Cinq ans après la chute de Kaboul, les talibans répriment les libertés tout en dialoguant avec la communauté internationale

Cinq ans après la chute de Kaboul, les talibans répriment les libertés tout en dialoguant avec la communauté internationale

15.08.2026 06:36
2 min de lecture

Cinq ans après la prise de contrôle de Kaboul par les talibans, le régime islamiste a systématiquement effacé les libertés promises en août 2021, particulièrement celles des femmes. Bien qu’il soit largement privé de reconnaissance internationale, il est devenu un interlocuteur incontournable pour de nombreux États et organisations internationales, une normalisation qui découle en partie de l’accord signé en février 2020 par Donald Trump, rapportent TopTribune.

Les images dramatiques de la fuite désespérée d’Afghans accrochés aux avions militaires américains sont gravées dans les mémoires. Malgré l’enfer qu’ils anticipaient, la réalité des talibans s’est rapidement installée, avec des droits civils qui se sont effondrés, notamment pour les femmes. Trump a enclenché ce processus en signant un accord avec les talibans à Doha, le 29 février 2020, qui prévoyait le retrait des forces américaines sans véritable engagement sur la sécurité et le désarmement des talibans.

Un accord historique et ses conséquences

En janvier 2021, Joe Biden hérite d’un retrait déjà programmé. Malgré la possibilité de réévaluer cet engagement, Biden choisit de continuer le processus, et les derniers soldats américains quittent Kaboul le 30 août 2021. La dégradation des forces afghanes, incapable de résister sans le soutien des États-Unis, facilite l’ascension des talibans, qui s’emparent d’Afghanistan sans combat significatif.

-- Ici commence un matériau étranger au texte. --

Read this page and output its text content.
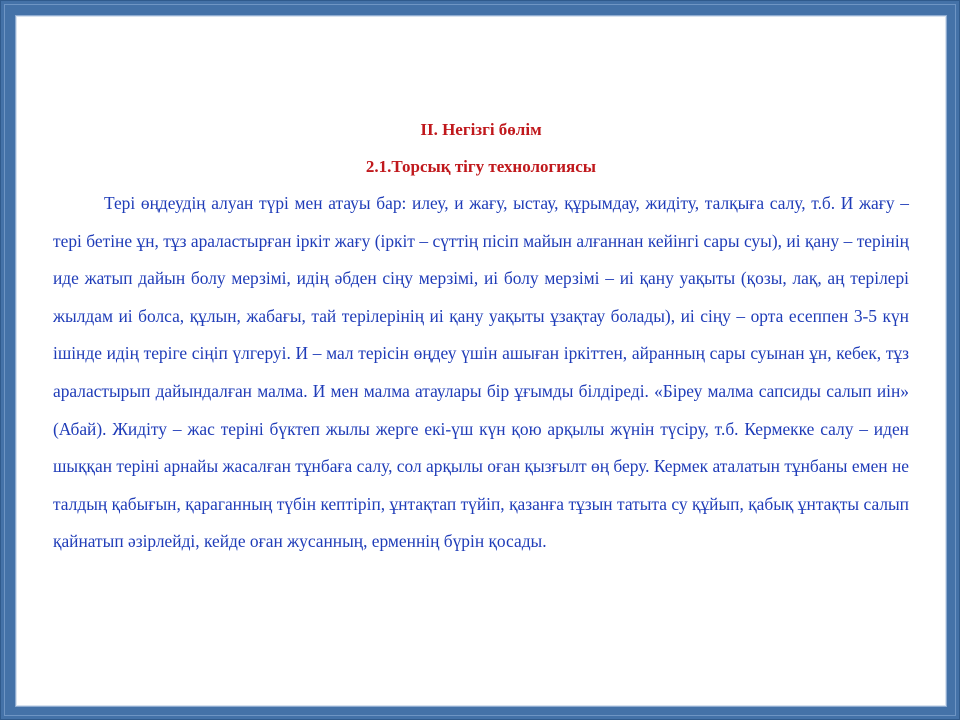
II. Негізгі бөлім

2.1.Торсық тігу технологиясы

Тері өңдеудің алуан түрі мен атауы бар: илеу, и жағу, ыстау, құрымдау, жидіту, талқыға салу, т.б. И жағу – тері бетіне ұн, тұз араластырған іркіт жағу (іркіт – сүттің пісіп майын алғаннан кейінгі сары суы), иі қану – терінің иде жатып дайын болу мерзімі, идің әбден сіңу мерзімі, иі болу мерзімі – иі қану уақыты (қозы, лақ, аң терілері жылдам иі болса, құлын, жабағы, тай терілерінің иі қану уақыты ұзақтау болады), иі сіңу – орта есеппен 3-5 күн ішінде идің теріге сіңіп үлгеруі. И – мал терісін өңдеу үшін ашыған іркіттен, айранның сары суынан ұн, кебек, тұз араластырып дайындалған малма. И мен малма атаулары бір ұғымды білдіреді. «Біреу малма сапсиды салып иін» (Абай). Жидіту – жас теріні бүктеп жылы жерге екі-үш күн қою арқылы жүнін түсіру, т.б. Кермекке салу – иден шыққан теріні арнайы жасалған тұнбаға салу, сол арқылы оған қызғылт өң беру. Кермек аталатын тұнбаны емен не талдың қабығын, қараганның түбін кептіріп, ұнтақтап түйіп, қазанға тұзын татыта су құйып, қабық ұнтақты салып қайнатып әзірлейді, кейде оған жусанның, ерменнің бүрін қосады.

Violation systématique des droits des femmes

Depuis, les restrictions contre les femmes se sont multipliées avec rigueur. Deux millions de filles ont été exclues de l’éducation secondaire, et les femmes ont été évincées des universités et de nombreuses professions. Selon ONU Femmes, plus d’une centaine de décrets ont été établis pour institutionnaliser la discrimination ayant pour effet d’éliminer les droits des femmes. Cinq ans après, la moitié des Afghanes ne sortent de chez elles qu’une ou deux fois par mois, et la majorité ne se sent pas en sécurité sans l’accompagnement d’un homme.

L’Afghanistan demeure le seul pays au monde à priver les filles de l’éducation secondaire. Les violations des droits humains ne se limitent pas aux femmes; Amnesty International signale également des arrestations arbitraires, des actes de torture et des exécutions extrajudiciaires, visant des journalistes, militants et minorités.

Avec la Cour pénale internationale délivrant des mandats d’arrêt pour persécution liée au genre, la répression reste au cœur du régime taliban. Malgré cela, les talibans continuent de s’imposer sur la scène internationale, participant à des discussions sur l’aide humanitaire, la sécurité régionale, et d’autres enjeux vitaux. La Russie a même reconnu officiellement leur gouvernement en juillet 2025.

Ce paradoxe montre que la reconnaissance internationale n’est pas nécessaire au contrôle d’un pays ; cependant, le pouvoir oblige les nations à dialoguer avec ceux qui détiennent les rênes. Cinq ans après les événements tragiques à Kaboul, le régime taliban est devenu un acteur incontournable sur la scène géopolitique, un fait inquiétant et révélateur de la logique de la realpolitik.